Ingredients:
- 1 can (12 oz / 340g) refrigerated cinnamon rolls
- 1/2 cup (60g) chopped pecans
- 3 large eggs
- 1 1/2 cups (360ml) 2% milk
- 2 tbsp (30ml) pure maple syrup
- 1 tsp (5ml) vanilla extract
- 1/2 tsp (2g) ground cinnamon
- 1/4 tsp (1g) salt
- 1/2 cup (120ml) reserved icing from the cinnamon roll can
- 1 tbsp (15ml) warm milk
Instructions:
- Cut each raw cinnamon roll into quarters and distribute the pieces evenly across the bottom of a greased 9x13 inch (23x33 cm) baking dish.

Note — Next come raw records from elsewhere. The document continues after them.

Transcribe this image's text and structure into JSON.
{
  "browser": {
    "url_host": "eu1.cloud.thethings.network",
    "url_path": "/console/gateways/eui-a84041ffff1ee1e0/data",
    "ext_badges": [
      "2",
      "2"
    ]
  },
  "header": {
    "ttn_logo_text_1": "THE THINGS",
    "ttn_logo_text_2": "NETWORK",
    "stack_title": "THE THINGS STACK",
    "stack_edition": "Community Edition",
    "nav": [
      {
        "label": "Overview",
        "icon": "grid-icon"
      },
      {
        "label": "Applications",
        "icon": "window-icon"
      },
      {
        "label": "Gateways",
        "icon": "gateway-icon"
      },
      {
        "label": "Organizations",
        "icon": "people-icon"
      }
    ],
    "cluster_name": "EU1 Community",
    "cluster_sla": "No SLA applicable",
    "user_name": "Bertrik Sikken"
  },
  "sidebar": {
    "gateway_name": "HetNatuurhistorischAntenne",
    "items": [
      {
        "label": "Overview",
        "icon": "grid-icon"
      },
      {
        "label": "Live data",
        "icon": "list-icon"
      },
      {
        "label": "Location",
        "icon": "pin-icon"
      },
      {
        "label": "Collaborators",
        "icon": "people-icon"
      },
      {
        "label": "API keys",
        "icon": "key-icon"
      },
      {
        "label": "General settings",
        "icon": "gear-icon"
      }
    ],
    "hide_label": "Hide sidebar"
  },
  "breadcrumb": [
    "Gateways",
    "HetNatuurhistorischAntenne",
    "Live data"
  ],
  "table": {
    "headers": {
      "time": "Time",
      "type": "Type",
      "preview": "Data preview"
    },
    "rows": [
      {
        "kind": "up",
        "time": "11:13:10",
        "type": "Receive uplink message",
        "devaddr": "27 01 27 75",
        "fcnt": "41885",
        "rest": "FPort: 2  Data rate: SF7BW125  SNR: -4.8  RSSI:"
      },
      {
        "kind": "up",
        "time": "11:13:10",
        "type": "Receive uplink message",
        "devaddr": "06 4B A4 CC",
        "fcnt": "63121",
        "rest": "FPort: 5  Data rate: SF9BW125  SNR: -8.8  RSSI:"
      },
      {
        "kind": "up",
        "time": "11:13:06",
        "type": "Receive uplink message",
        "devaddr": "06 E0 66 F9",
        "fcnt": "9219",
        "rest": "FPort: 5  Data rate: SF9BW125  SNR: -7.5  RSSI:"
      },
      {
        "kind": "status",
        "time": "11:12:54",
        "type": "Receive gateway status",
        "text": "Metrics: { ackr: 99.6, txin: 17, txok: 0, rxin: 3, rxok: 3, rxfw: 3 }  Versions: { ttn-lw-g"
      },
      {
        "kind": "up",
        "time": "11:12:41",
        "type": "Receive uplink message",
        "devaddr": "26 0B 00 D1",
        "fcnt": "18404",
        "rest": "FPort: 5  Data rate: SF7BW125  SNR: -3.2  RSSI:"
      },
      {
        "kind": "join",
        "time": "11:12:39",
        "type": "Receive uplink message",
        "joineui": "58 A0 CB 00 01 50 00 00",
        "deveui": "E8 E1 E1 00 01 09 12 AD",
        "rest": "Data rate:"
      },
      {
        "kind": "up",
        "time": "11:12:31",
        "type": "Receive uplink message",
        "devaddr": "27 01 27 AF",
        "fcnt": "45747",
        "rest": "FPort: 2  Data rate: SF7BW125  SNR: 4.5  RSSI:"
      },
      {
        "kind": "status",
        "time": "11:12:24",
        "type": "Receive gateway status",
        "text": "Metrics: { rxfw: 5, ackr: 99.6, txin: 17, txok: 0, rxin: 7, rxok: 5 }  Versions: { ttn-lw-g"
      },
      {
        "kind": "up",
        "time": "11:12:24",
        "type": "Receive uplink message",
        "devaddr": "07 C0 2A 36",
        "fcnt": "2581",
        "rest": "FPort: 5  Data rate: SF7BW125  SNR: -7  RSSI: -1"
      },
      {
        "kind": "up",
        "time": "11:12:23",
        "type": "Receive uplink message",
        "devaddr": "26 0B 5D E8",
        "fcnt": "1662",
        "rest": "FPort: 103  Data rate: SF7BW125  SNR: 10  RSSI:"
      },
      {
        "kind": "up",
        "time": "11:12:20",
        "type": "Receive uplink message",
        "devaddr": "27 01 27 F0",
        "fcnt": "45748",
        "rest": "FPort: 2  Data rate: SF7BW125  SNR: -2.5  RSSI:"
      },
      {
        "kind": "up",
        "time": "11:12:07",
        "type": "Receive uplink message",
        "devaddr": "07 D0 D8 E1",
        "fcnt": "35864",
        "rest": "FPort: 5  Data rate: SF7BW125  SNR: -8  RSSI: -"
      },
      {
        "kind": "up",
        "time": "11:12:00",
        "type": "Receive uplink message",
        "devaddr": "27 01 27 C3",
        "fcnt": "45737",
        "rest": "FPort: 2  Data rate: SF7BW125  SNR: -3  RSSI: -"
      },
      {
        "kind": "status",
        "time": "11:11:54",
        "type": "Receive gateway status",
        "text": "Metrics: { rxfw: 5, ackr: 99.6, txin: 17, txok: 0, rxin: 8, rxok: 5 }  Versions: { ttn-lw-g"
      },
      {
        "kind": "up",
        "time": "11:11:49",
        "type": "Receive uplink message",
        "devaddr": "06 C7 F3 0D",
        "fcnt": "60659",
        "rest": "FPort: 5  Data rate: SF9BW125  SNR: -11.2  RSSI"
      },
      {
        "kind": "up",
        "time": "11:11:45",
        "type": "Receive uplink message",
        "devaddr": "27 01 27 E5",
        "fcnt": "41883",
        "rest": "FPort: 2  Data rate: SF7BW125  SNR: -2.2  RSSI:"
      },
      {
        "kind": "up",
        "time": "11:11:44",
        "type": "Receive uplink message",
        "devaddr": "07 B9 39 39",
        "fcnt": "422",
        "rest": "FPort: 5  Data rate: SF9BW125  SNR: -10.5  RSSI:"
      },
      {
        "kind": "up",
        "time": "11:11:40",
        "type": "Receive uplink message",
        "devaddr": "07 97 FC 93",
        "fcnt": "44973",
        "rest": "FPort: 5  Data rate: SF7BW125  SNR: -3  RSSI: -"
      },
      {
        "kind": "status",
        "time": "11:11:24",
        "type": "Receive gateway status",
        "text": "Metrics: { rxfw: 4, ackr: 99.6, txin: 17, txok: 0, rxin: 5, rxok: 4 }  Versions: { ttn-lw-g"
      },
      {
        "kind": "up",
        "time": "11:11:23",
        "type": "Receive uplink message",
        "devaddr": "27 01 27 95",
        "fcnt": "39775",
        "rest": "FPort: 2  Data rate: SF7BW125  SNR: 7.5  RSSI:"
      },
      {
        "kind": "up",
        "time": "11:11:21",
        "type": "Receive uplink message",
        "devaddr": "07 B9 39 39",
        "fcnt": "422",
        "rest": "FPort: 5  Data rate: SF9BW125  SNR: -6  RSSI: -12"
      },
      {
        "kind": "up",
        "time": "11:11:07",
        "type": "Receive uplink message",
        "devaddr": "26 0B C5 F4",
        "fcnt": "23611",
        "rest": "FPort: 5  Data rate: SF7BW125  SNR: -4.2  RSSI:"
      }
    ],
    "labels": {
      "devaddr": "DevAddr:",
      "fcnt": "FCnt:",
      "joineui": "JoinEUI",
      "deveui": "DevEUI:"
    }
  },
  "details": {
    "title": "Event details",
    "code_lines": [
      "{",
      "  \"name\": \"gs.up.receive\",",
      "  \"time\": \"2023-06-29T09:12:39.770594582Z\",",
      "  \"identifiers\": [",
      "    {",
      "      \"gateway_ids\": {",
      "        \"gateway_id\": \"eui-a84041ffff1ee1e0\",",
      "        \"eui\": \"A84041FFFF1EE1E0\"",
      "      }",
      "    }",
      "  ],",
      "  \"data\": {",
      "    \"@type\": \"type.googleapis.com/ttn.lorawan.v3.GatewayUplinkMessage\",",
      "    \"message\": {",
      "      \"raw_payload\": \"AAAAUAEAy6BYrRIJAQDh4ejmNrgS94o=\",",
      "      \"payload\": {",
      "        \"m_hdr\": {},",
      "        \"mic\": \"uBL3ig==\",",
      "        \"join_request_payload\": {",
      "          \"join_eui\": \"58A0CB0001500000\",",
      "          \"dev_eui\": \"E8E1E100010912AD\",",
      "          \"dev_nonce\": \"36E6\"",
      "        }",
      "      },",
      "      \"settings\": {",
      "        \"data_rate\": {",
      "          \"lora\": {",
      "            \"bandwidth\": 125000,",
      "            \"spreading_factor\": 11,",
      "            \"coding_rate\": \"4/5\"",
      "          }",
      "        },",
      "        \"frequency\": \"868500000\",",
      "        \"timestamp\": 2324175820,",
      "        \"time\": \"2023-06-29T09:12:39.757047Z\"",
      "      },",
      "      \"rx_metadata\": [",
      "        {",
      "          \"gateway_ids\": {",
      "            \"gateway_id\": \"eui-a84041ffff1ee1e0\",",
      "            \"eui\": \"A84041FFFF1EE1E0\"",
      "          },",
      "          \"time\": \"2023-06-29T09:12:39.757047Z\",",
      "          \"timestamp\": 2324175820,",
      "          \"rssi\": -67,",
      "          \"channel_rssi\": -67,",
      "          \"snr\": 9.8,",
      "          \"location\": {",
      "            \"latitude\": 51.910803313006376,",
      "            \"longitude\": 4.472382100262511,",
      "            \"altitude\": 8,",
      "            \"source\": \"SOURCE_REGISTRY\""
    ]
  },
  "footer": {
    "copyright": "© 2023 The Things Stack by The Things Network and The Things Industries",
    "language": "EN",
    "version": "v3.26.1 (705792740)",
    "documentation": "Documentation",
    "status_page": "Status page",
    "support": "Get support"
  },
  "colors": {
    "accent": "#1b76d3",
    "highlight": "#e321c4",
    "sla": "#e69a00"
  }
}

- Sprinkle the chopped pecans evenly over the top of the dough pieces.
- In a large bowl, whisk together the eggs, milk, maple syrup, vanilla, cinnamon, and salt vigorously until the mixture is completely homogeneous.
- Pour the custard liquid evenly over the dough pieces, ensuring all areas are filled.
- Bake in a preheated oven at 350°F (175°C) for 25–30 minutes, or until the edges are deep golden brown and the center is set.
- While the bake is hot, whisk the reserved icing with a tablespoon of warm milk until it reaches a pourable consistency, then drizzle in a zig-zag pattern across the surface.